“What are YOU looking at?”
“I am looking at you,” I said.
“You are an interesting person,” I ventured.
“What do you mean?”
Ah, I think to myself, a glimmer of humanity, if only quick curiosity.
“Well, like all the rest of us have had to, you are becoming an adult and your intelligence and athletic ability are showing through the antisocial bed you’ve mad for yourself.” I hoped that didn’t sound condescending, as I knew I would only get one chance.
“By the way, what is your passion?”
“What are you fascinated with?”
“Music I guess.”
“What is your main life goal in music then?”
“I want to play drums.”
“When are you going to do it?”
“Oh I don’t know.” A snort of impatience comes with this one.
“How bout right now?”
Fortunately for me, I know just a little. I grab a nearby pencil and rap out a simple African bell rhythm on the table. I hand the boy/man a pencil and suggest a two beat answer. We play this for a second and then I add a complimentary riff. With no words between us he adds one too. Pretty soon he we have graduated to palms on the tabletop and a pan lid. We go on without talking for perhaps twenty minutes.

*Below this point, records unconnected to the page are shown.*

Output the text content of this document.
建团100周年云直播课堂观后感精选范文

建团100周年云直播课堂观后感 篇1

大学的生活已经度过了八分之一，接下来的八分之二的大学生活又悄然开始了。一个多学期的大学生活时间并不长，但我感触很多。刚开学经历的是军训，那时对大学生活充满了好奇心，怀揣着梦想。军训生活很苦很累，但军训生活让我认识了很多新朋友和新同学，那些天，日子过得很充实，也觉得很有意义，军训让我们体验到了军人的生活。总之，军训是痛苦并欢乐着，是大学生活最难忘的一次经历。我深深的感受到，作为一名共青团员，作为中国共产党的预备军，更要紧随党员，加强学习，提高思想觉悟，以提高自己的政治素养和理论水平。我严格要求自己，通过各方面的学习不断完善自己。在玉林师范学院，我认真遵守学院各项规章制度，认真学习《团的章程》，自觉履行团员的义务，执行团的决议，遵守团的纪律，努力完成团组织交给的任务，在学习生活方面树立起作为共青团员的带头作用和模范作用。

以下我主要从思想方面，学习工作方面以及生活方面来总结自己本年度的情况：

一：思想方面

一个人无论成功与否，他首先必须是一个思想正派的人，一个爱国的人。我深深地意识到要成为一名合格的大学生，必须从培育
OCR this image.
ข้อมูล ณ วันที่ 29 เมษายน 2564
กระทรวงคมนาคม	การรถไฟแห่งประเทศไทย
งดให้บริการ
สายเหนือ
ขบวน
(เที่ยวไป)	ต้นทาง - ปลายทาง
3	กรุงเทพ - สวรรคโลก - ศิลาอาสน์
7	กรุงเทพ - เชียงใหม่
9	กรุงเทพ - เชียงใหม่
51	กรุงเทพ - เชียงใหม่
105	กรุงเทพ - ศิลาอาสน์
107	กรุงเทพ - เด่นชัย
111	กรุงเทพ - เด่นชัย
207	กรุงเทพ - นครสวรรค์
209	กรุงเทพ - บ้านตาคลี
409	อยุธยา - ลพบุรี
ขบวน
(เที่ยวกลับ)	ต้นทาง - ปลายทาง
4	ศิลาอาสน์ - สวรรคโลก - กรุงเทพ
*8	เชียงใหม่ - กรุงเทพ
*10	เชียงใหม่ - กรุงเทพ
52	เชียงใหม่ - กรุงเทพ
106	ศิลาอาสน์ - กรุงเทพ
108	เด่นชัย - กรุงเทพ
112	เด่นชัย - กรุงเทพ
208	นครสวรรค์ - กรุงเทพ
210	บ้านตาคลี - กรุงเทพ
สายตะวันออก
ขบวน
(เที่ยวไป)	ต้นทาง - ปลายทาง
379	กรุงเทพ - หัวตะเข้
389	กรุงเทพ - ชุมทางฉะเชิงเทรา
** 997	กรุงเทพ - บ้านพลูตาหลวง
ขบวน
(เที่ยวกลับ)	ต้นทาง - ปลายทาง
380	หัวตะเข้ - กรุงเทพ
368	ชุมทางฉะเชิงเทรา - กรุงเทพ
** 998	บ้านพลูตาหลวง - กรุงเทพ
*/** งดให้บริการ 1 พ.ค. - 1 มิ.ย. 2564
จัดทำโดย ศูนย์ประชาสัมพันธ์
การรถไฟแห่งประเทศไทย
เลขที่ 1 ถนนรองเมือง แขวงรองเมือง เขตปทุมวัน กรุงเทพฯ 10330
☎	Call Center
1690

I have no more time so I get up and say, “Yeah, keep up the good work I think you’ll make that goal easily.”
He looks up astonished. I get a quick grin as a reward.
As I leave I realize that today I have touched an alien. Hopefully he will realize that he can do anything and this brief encounter with a stranger will help him on his difficult path. After all, teenagers are often what you tell them they are, and when you find one who is rude, weirdly dressed and uncomfortable, you know nobody has believed in them for while.